儒家学说是止于周文王周武王的。孔子的删述六经,是止学的最高境界。既,不仅自己的学已止于周朝的圣王了,孔子要让后世万代的学,也都止于周圣。所以易经被等于为了周易。孔子这么干是属于放火烧山了,秦始皇的烧书与之相比,只能算是在树林里掘了棵枯树。
自黄帝后,尧舜禹都是圣王。但孔子把止学于圣王变成了止学于周圣王,世界若想凭此学问去致用,必然捉襟见肘。儒家法周,墨家法夏禹,道家法黄帝,和尚们法古印度北部迦毗罗卫国的太子。所以孔子当时就儒墨相杀,以后是儒释道互撕。
秦虽两世就亡了,但自汉至今,我们都是中央集权制。所以秦始皇乃是周后至今的圣王之一。比如车同轨书同文就是秦始皇版的“以圣王为师”中的内容,我们今天都讲普通话,都用易用的简体字,不就是书同文吗?还有变分封制为郡县制,不就是现代地方行政制度的基础吗?汉怕走上秦亡之路,退郡县制为分封制,可见“以圣王为师”的秦始皇版本的先进性是千年级别的。
过秦论以学止于周圣的胜王败寇的儒家观点否定了“以圣王为师”的秦始皇版本的先进性。如此的周文化对秦文化的复辟,只不过是“天下莫大于秋毫之末,而泰山为小;莫寿乎殇子,而彭祖为夭”。过秦论被累世复读,以至于我们只知道秦始皇是个只想长生不老的庸俗暴君。把一切脏水倒给秦始皇,秦始皇反正是不会讲话的,但秦始皇的先进性也就被淹没了。周文化是杀了秦文化的威风,不过也就如此了,复辟是不可能的。因为秦始皇的社会确实是进步的,周文化在秦始皇的社会面前,确实是落后了,不够用的。但秦始皇的先进性又确实被淹没了,于是,治理社会的理论只能有什么用什么了。所以秦始皇之后,儒释道并行。到今天,儒释道终于被政协统战了。
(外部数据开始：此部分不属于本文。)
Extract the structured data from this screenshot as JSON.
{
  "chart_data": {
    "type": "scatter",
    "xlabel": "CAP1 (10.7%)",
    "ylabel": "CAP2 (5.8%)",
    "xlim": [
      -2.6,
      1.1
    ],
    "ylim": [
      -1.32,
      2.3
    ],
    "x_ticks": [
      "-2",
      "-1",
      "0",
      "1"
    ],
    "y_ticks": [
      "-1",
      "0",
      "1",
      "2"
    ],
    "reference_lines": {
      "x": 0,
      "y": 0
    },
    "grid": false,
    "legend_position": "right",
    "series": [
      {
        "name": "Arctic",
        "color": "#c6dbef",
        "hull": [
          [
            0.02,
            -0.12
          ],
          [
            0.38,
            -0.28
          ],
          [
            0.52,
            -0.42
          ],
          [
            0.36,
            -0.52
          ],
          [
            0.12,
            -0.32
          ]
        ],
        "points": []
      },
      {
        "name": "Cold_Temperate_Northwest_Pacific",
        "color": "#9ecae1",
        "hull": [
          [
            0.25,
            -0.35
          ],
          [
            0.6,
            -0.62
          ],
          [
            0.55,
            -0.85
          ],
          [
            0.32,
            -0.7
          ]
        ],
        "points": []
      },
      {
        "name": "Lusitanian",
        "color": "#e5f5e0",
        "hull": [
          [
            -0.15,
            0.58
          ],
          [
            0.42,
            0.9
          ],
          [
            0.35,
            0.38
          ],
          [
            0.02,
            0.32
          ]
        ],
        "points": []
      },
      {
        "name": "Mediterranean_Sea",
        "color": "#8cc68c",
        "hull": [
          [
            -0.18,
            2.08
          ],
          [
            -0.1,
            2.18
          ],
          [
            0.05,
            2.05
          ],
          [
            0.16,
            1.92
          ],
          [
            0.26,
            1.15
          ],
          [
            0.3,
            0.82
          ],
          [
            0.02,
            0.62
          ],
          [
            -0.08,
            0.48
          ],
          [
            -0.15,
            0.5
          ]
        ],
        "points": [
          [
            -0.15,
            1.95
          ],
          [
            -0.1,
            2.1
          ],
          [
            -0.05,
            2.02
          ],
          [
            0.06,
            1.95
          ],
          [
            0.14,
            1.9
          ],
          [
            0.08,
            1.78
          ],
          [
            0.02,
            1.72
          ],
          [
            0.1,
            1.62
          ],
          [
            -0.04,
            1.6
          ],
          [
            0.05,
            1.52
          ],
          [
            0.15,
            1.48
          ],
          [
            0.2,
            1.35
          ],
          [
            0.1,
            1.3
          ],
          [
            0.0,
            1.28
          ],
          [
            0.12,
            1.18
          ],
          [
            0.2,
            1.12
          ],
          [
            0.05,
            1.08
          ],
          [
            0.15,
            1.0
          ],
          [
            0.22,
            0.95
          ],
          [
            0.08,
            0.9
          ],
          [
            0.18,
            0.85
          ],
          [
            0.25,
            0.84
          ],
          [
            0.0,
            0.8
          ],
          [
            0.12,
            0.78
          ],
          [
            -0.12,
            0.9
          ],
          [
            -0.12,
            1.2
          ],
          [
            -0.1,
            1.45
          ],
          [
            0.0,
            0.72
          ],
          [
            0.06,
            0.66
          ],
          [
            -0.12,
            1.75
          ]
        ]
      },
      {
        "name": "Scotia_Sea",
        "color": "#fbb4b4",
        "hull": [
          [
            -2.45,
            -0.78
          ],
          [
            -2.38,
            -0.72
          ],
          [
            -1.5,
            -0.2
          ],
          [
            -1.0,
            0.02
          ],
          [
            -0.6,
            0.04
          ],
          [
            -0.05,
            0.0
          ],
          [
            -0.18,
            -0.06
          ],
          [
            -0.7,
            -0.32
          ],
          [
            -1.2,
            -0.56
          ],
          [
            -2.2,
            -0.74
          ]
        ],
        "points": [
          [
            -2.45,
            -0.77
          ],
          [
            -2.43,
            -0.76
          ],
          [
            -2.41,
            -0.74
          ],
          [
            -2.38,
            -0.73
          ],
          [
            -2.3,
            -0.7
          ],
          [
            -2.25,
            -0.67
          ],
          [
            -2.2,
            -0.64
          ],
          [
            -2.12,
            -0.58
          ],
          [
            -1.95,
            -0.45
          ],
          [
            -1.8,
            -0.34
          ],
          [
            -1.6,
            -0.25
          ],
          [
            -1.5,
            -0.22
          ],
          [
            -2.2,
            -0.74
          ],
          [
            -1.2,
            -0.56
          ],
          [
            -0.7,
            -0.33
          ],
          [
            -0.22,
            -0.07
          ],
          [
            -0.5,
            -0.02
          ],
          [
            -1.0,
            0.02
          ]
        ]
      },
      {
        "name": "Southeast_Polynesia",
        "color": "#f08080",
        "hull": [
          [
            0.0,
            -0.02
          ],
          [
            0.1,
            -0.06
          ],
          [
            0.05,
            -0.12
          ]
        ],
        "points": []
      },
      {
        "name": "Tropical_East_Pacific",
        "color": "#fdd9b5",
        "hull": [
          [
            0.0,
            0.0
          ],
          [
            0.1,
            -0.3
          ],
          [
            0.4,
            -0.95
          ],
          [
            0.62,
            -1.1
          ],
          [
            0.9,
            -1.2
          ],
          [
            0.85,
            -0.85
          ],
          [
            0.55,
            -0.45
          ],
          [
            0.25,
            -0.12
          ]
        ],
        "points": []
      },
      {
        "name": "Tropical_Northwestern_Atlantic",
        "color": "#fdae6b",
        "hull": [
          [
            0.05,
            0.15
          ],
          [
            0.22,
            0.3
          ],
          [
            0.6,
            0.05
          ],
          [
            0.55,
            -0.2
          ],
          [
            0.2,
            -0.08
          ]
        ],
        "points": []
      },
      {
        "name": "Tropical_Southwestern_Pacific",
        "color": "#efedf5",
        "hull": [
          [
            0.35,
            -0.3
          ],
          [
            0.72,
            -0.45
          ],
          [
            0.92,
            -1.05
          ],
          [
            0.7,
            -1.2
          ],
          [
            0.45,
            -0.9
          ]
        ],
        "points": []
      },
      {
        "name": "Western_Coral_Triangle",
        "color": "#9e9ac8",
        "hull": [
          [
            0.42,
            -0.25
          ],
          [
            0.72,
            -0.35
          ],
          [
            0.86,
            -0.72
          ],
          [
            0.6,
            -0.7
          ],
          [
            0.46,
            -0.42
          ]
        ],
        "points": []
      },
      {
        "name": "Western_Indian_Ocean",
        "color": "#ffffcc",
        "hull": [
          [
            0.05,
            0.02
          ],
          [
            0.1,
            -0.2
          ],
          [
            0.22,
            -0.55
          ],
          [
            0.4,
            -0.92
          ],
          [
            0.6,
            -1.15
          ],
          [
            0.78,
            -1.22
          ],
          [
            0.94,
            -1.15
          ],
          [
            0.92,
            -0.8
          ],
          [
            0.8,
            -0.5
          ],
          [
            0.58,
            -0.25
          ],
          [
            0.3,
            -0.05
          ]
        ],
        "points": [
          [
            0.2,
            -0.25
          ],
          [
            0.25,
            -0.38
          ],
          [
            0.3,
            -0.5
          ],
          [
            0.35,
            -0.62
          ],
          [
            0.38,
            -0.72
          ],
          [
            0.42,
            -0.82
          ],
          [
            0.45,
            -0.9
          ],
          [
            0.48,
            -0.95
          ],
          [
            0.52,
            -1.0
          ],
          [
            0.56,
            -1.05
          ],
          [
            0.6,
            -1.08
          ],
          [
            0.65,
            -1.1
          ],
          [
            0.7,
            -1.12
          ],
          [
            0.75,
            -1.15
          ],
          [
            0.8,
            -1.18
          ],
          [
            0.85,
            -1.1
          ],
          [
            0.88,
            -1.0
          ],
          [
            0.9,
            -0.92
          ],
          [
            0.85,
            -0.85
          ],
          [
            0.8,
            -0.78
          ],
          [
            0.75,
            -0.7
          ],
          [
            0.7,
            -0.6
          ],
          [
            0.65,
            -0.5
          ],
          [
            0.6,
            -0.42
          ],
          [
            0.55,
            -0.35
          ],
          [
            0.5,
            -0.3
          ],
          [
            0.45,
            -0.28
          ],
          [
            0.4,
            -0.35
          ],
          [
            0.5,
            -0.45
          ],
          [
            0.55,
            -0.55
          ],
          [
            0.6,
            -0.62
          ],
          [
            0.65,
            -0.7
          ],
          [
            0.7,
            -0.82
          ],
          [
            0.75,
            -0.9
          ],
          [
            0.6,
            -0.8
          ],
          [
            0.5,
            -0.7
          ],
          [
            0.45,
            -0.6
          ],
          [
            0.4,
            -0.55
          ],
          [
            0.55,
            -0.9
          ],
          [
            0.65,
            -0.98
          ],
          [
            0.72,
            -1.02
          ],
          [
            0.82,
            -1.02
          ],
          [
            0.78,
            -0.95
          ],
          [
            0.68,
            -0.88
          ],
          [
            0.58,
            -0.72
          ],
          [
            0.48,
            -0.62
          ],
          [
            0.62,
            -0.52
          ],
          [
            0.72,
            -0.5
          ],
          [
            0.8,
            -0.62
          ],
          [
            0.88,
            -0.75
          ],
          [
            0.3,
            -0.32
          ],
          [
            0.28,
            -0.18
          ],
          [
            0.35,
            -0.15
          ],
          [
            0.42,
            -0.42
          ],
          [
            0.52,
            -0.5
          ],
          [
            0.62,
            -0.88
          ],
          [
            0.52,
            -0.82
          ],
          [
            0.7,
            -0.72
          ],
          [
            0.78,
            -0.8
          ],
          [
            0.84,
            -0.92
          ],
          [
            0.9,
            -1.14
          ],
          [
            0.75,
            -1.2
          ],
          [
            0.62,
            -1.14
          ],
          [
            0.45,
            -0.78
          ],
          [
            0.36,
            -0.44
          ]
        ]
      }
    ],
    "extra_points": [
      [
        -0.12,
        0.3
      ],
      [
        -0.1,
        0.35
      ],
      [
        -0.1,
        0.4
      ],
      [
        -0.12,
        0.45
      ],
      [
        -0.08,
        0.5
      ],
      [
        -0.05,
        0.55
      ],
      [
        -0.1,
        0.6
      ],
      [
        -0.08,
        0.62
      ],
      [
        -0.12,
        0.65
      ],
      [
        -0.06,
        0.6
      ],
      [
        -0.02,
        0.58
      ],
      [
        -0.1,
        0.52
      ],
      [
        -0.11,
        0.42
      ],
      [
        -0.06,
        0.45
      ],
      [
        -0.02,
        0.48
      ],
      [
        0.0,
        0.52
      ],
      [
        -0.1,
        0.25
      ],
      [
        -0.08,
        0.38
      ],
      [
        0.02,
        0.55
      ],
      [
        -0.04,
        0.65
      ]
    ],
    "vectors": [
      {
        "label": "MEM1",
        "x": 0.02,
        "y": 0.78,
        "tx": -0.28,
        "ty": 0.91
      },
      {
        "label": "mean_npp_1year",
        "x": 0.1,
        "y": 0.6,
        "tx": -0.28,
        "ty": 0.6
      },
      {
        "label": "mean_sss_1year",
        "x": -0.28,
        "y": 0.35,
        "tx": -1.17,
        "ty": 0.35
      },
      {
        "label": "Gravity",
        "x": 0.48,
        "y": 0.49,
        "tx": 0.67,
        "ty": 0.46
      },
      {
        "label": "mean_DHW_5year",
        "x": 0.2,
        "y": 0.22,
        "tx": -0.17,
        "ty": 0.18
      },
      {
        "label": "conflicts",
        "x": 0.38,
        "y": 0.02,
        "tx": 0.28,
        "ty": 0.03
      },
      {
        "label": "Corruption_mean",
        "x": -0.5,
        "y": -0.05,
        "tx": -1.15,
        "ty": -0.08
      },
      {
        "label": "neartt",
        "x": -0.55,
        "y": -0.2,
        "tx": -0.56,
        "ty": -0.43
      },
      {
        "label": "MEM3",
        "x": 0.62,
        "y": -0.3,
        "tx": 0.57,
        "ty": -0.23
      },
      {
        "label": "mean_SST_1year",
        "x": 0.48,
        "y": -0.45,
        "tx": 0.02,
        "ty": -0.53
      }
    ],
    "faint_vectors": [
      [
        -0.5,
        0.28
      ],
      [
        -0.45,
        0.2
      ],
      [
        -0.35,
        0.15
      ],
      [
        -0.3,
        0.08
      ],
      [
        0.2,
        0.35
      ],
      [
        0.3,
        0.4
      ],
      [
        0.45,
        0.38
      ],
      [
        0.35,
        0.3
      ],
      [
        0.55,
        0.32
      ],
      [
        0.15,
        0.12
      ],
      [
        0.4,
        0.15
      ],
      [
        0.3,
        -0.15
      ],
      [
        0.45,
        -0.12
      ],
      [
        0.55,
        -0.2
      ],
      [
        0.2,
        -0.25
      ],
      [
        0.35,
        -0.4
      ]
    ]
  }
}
顺便说,世间都嘲笑秦始皇派徐福帅童男童女求仙药,世间也喜欢诋毁汉武帝的伟大。但是,谁又能知道,从周穆王西游见西王母(西王母所在处就是今天的英国),到徐福登陆日本,再到张骞出使西域,随后还有郑和七下西洋,以及我们今天的一带一路,中国人的战略思维到底是怎么回事呢?此事待将来有机会再说,但我们需要知道的是,秦始皇肯定比我们普通人高太多了。秦始皇的哲学,我们还需要从头去研究。
十月革命一声炮响,中国出了个毛泽东。“以圣王为师”的当前版本就是“以人民为师”了。自然,学也就止于人民了。还是秦始皇以来的中央集权制的国家,但学止于人民了,这个国家也就不是某人某族的家国天下了,而是人民共和国了。大白话来说,这个国家已不是私人的小家,而是大家的大家了。
宋明两朝,在秦汉之后,共和国之前。此时治理社会,师法于儒释道如隔靴搔痒。用中国特色社会主义来指导工作,又是后几百年的事,无法穿越。这就是《水浒传》的背景。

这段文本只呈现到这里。